VANCOUVER, BRITISH COLUMBIA–(Marketwired – April 20, 2017) – Cameo Resources Corp. (TSX VENTURE:CRU)(OTC PINK:SIDNF) (the “Company“) is pleased to announce it has closed a private placement of 4,000,000 units (each, a “Unit“) at a price of $0.25 per Unit for proceeds of $1,000,000 (the “Financing“). Each Unit consists of one common share in the capital of the Company (each, a “Common Share“) and one transferable warrant (each, a “Warrant“), with each full Warrant entitling the holder to purchase one additional Common Share at a price of $0.75 per Common Share for a period of three years. Proceeds of the financing are anticipated to be used for general working capital.
In connection with the closing of the Financing, Cameo paid cash finder’s fees of $16,875.
All securities issued in the financing are subject to a statutory hold period expiring four months and one day after closing.
None of the securities issued in the financing will be registered under the United States Securities Act of 1933, as amended (the “1933 Act“), and none of them may be offered or sold in the United States absent registration or an applicable exemption from the registration requirements of the 1933 Act. This press release shall not constitute an offer to sell or a solicitation of an offer to buy nor shall there be any sale of the securities in any state where such offer, solicitation, or sale would be unlawful.
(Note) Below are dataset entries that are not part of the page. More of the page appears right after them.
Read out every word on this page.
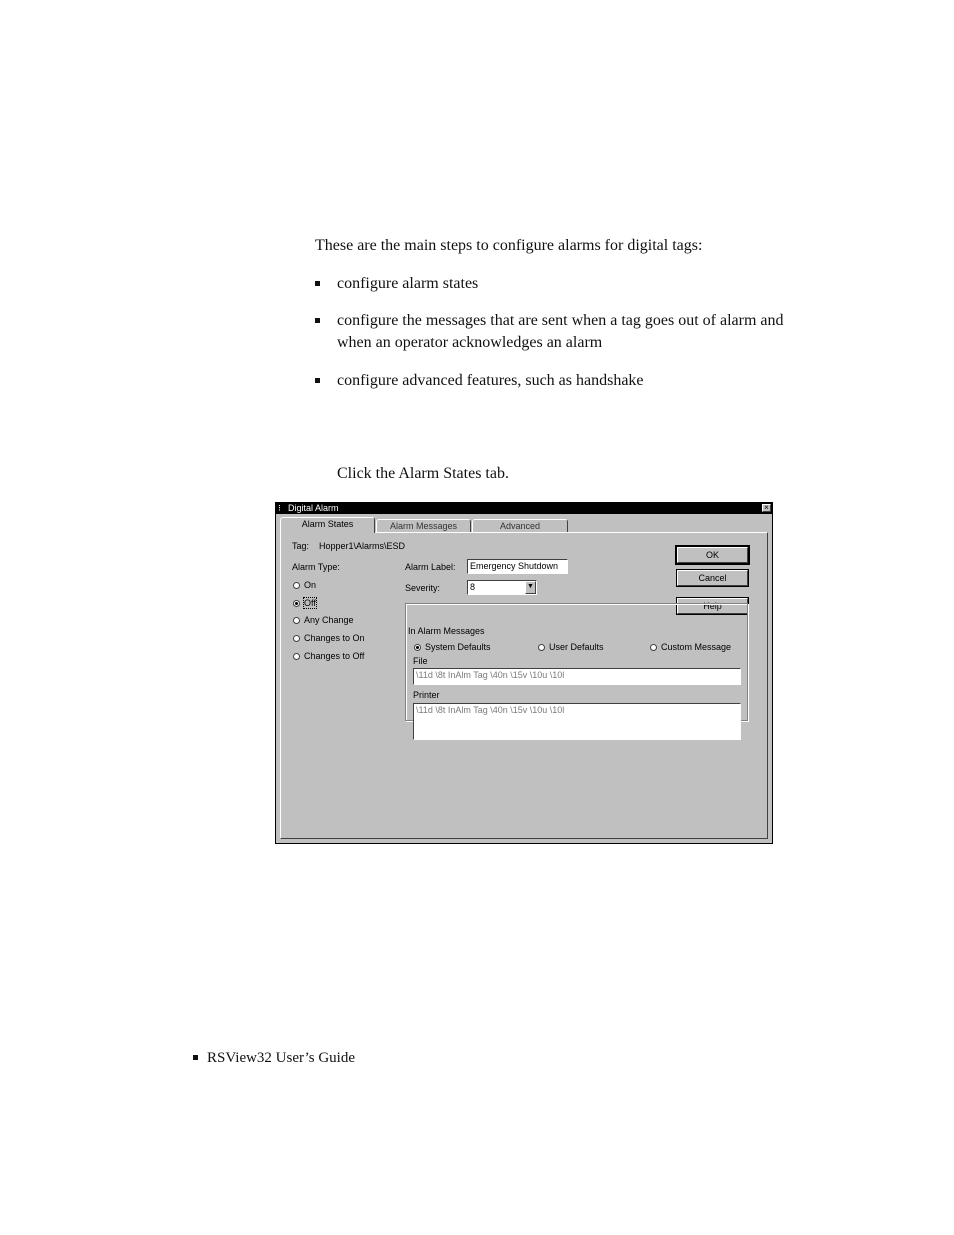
These are the main steps to configure alarms for digital tags:
configure alarm states
configure the messages that are sent when a tag goes out of alarm and when an operator acknowledges an alarm
configure advanced features, such as handshake
Click the Alarm States tab.
⁝ Digital Alarm	×
Alarm States	Alarm Messages	Advanced
Tag: Hopper1\Alarms\ESD
Alarm Type:
On
Off
Any Change
Changes to On
Changes to Off
Alarm Label:	Emergency Shutdown
Severity:	8	▼
OK
Cancel
Help
In Alarm Messages
System Defaults	User Defaults	Custom Message
File
\11d \8t InAlm Tag \40n \15v \10u \10l
Printer
\11d \8t InAlm Tag \40n \15v \10u \10l
RSView32 User’s Guide
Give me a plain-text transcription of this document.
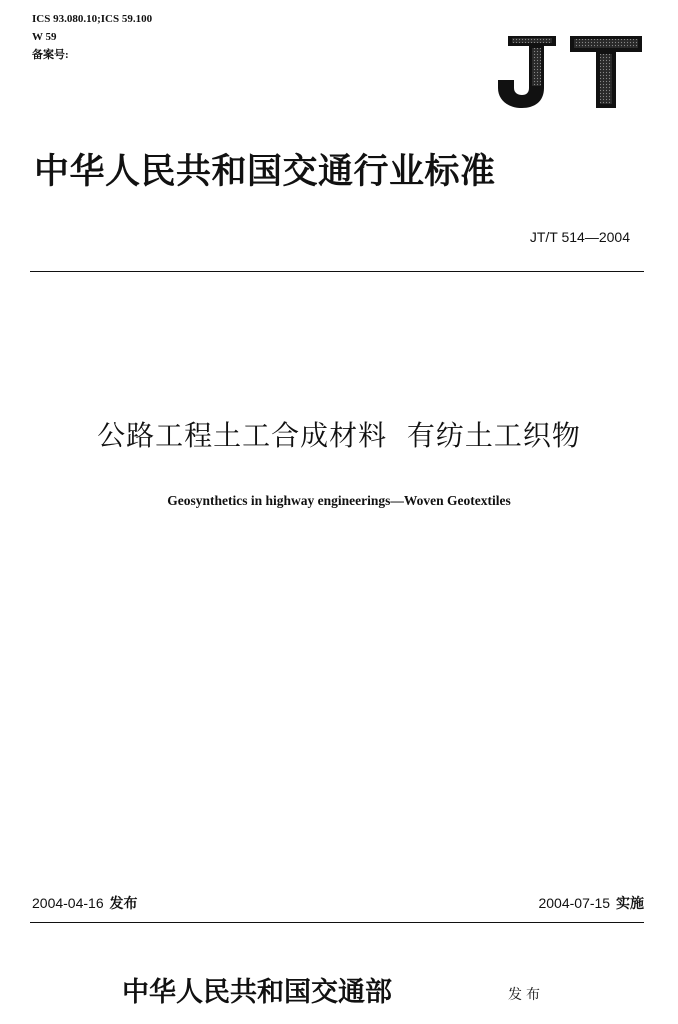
ICS 93.080.10;ICS 59.100
W 59
备案号:
中华人民共和国交通行业标准
JT/T 514—2004
公路工程土工合成材料  有纺土工织物
Geosynthetics in highway engineerings—Woven Geotextiles
2004-04-16 发布	2004-07-15 实施
中华人民共和国交通部	发布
On behalf of the Board of Directors,
CAMEO RESOURCES CORP.
Akash Patel, President
This press release contains forward-looking statements. Forward-looking statements are projections and are subject to various risks and uncertainties. Forward-looking statements in this press release include those concerning the Company’s anticipated use of the proceeds of the financing. There are numerous risks and uncertainties that could cause actual results and the Company’s plans and objectives to differ materially from those expressed in the forward-looking information, including: (i) adverse market conditions; (ii) and risks inherent in the mineral exploration industry in general or otherwise disclosed in the Company’s periodic disclosure documents filed on SEDAR. Actual results and future events could differ materially from those anticipated in such information. These forward-looking statements are based on estimates and opinions of management which management believes were reasonable on the dates made and are expressly qualified in their entirety by this notice. Except as required by law, the Company. does not intend to update these forward-looking statements.
Neither the TSX Venture Exchange nor its Regulation Services Provider (as that term is defined in the policies of the TSX Venture Exchange) accepts responsibility for the adequacy or accuracy of this release.